Frage Hunderte fehlgeschlagener SSH-Logins


Jede Nacht bekomme ich hunderte, manchmal tausende fehlgeschlagene ssh Logins auf meinem RedHat 4 Server. Aus Firewall-Gründen von entfernten Standorten muss ich auf dem Standard-Port laufen. Was soll ich tun, um das zu verhindern? Ich stelle fest, dass viele von derselben IP-Adresse kommen. Sollte es nicht nach einer Weile aufhören?


76
2018-06-02 16:18


Ursprung




Antworten:


Sie können iptables verwenden, um neue eingehende Verbindungen auf den SSH-Port zu begrenzen. Ich müsste Ihre gesamte iptables-Konfiguration sehen, um Ihnen eine schlüsselfertige Lösung zu geben, aber Sie sprechen im Grunde über das Hinzufügen von Regeln wie:

iptables -A INPUT -p tcp --dport 22 -m recent --update --seconds 60 --hitcount 5 --name SSH --rsource -j DROP 
iptables -A INPUT -p tcp --dport 22 -m recent --set --name SSH --rsource -j ACCEPT 

Diese Regeln setzen voraus, dass Sie ESTABLISHED-Verbindungen früher in der Tabelle akzeptieren (so dass nur neue Verbindungen diese Regeln erfüllen). Neue SSH-Verbindungen treffen diese Regeln und werden markiert. In 60 Sekunden führen 5 Versuche von einer einzelnen IP-Adresse dazu, dass neue eingehende Verbindungen von dieser IP fallen gelassen werden.
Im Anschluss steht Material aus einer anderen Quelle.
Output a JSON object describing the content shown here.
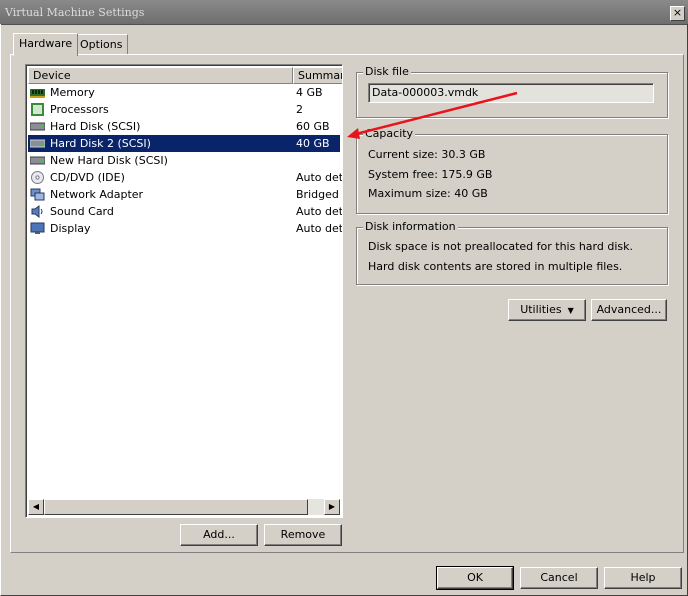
{
  "window": {
    "title": "Virtual Machine Settings",
    "close_glyph": "×"
  },
  "tabs": [
    {
      "label": "Hardware",
      "active": true
    },
    {
      "label": "Options",
      "active": false
    }
  ],
  "device_list": {
    "columns": {
      "device": "Device",
      "summary": "Summary"
    },
    "rows": [
      {
        "name": "Memory",
        "summary": "4 GB",
        "icon": "memory-icon"
      },
      {
        "name": "Processors",
        "summary": "2",
        "icon": "processor-icon"
      },
      {
        "name": "Hard Disk (SCSI)",
        "summary": "60 GB",
        "icon": "hard-disk-icon"
      },
      {
        "name": "Hard Disk 2 (SCSI)",
        "summary": "40 GB",
        "icon": "hard-disk-icon",
        "selected": true
      },
      {
        "name": "New Hard Disk (SCSI)",
        "summary": "",
        "icon": "hard-disk-icon"
      },
      {
        "name": "CD/DVD (IDE)",
        "summary": "Auto det",
        "icon": "cd-dvd-icon"
      },
      {
        "name": "Network Adapter",
        "summary": "Bridged",
        "icon": "network-adapter-icon"
      },
      {
        "name": "Sound Card",
        "summary": "Auto det",
        "icon": "sound-card-icon"
      },
      {
        "name": "Display",
        "summary": "Auto det",
        "icon": "display-icon"
      }
    ],
    "add_label": "Add...",
    "remove_label": "Remove"
  },
  "disk_file": {
    "legend": "Disk file",
    "value": "Data-000003.vmdk"
  },
  "capacity": {
    "legend": "Capacity",
    "current_size": "Current size: 30.3 GB",
    "system_free": "System free: 175.9 GB",
    "maximum_size": "Maximum size: 40 GB"
  },
  "disk_information": {
    "legend": "Disk information",
    "line1": "Disk space is not preallocated for this hard disk.",
    "line2": "Hard disk contents are stored in multiple files."
  },
  "actions": {
    "utilities_label": "Utilities",
    "advanced_label": "Advanced..."
  },
  "footer": {
    "ok_label": "OK",
    "cancel_label": "Cancel",
    "help_label": "Help"
  },
  "annotation": {
    "arrow_color": "#e8141c"
  },
  "colors": {
    "selection": "#0a246a",
    "dialog_face": "#d4d0c8"
  }
}
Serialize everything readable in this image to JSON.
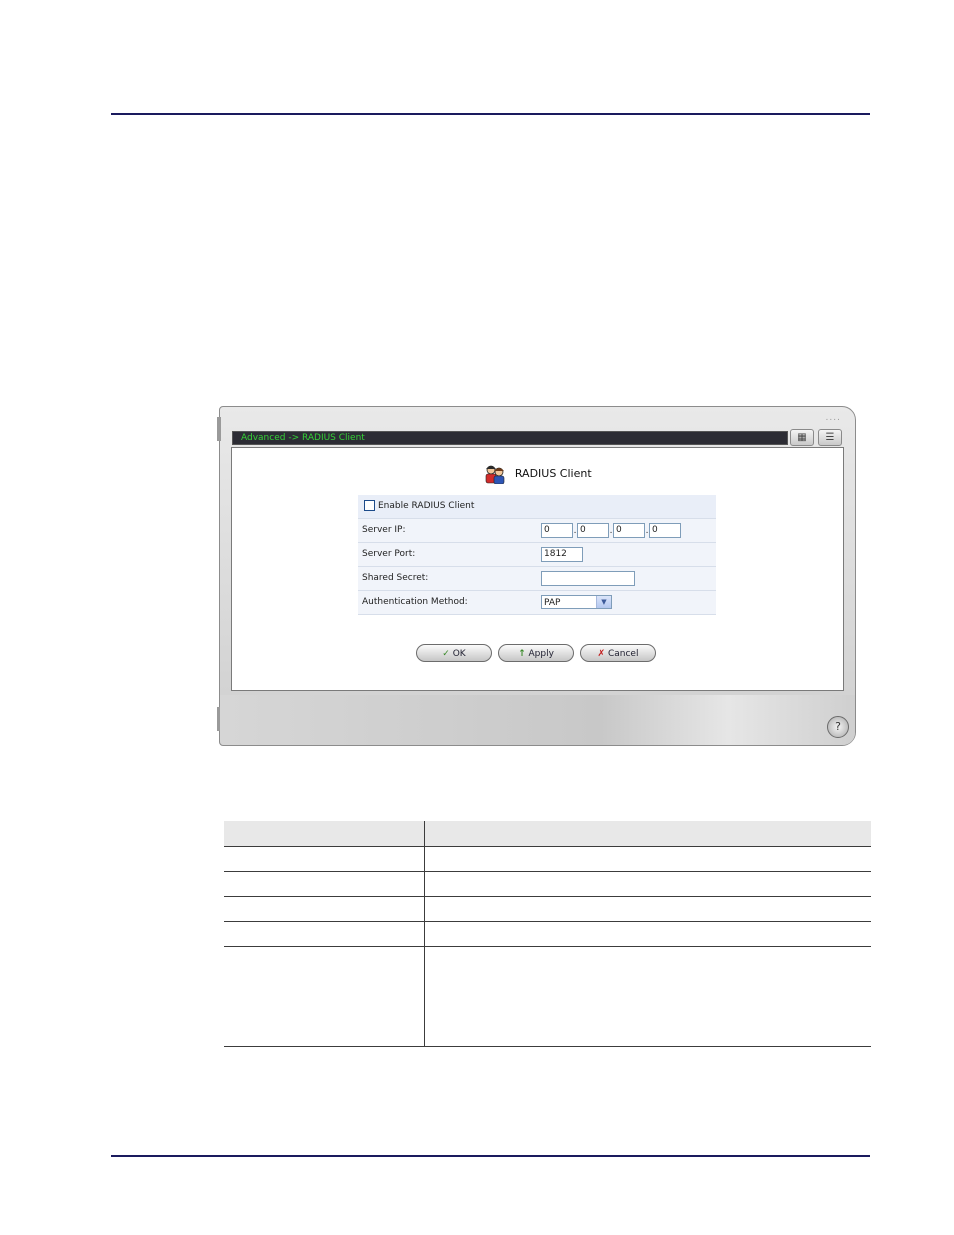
{
  "window": {
    "breadcrumb": "Advanced -> RADIUS Client",
    "page_title": "RADIUS Client",
    "grip": "....",
    "toolbar_icons": [
      "network-map-icon",
      "menu-list-icon"
    ],
    "help_glyph": "?"
  },
  "form": {
    "enable_label": "Enable RADIUS Client",
    "enable_checked": false,
    "server_ip_label": "Server IP:",
    "server_ip": [
      "0",
      "0",
      "0",
      "0"
    ],
    "server_port_label": "Server Port:",
    "server_port": "1812",
    "shared_secret_label": "Shared Secret:",
    "shared_secret": "",
    "auth_method_label": "Authentication Method:",
    "auth_method": "PAP"
  },
  "buttons": {
    "ok": "OK",
    "apply": "Apply",
    "cancel": "Cancel"
  },
  "colors": {
    "rule": "#1a1a5e",
    "breadcrumb_text": "#35d135",
    "titlebar_bg": "#2c2c34"
  }
}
Das hat für mich gut funktioniert.

Edit: Ich bevorzuge diese Methode zu "fail2ban", weil keine zusätzliche Software installiert werden muss, und geschieht komplett im Kernel-Modus. Es behandelt nicht die Analyse von Protokolldateien wie "fail2ban", aber wenn Ihr Problem nur mit SSH auftritt, würde ich keinen Benutzermodus verwenden, der eine Softwareinstallation erfordert und komplexer ist.


63
2018-06-02 16:25



Ich mag diese Lösung, und ich plane, sie heute Abend zu installieren, sobald ich die heutigen Feuer ausbringe. - MattMcKnight
Es verlangsamt Angriffe und ich empfehle es, aber da es Botnets scannen gibt, ist es kein Allheilmittel. Es wird weiterhin ungültige Anmeldungen von Botnets geben, die verteilte Scans gegen Sie ausführen. Es gibt nicht wirklich viel, was man dagegen tun kann, abgesehen von irgendeinem "Port-Klopf" -System, um den SSH-Port aus der Ferne zu bringen, wenn man hinein will. - Evan Anderson
+1 für @ Evan's "Port Klopfen" Vorschlag. Einige Informationen: linux.die.net/man/1/knockd . Aber tue es nicht den man-Seitenweg (d. H. Das Hinzufügen / Löschen von iptables-Regeln), sondern benutze stattdessen -m condition Iptables passen stattdessen zusammen. - pepoluan
brauchst du --dport 22 in diesen Regeln, so dass sie nur für ssh-Traffic gelten? - clime
@ clime - Ja. Kaum zu glauben, dass das hier 2 1/2 Jahre her ist und niemand es bemerkt hat! Guter Fang. - Evan Anderson


fail2ban kann dabei helfen, IP-Adressen mit zu vielen fehlgeschlagenen Anmeldeversuchen zu blockieren.


38
2018-06-02 16:20



Ich mag nicht Tools / Skripte Protokolle lesen und Befehle im Namen des Benutzers sysadmin ausgeben - asdmin
@asdmin, ja, besonders wenn sie habe so eine schöne Erfolgsbilanz ... - maxschlepzig


Ich würde empfehlen, einen nicht-Standard-Port für SSH zu verwenden, wenn Sie können (dh Port 10222), aber da Sie erwähnt haben, dass Sie das nicht tun können, würde ich etwas wie DenyHosts empfehlen.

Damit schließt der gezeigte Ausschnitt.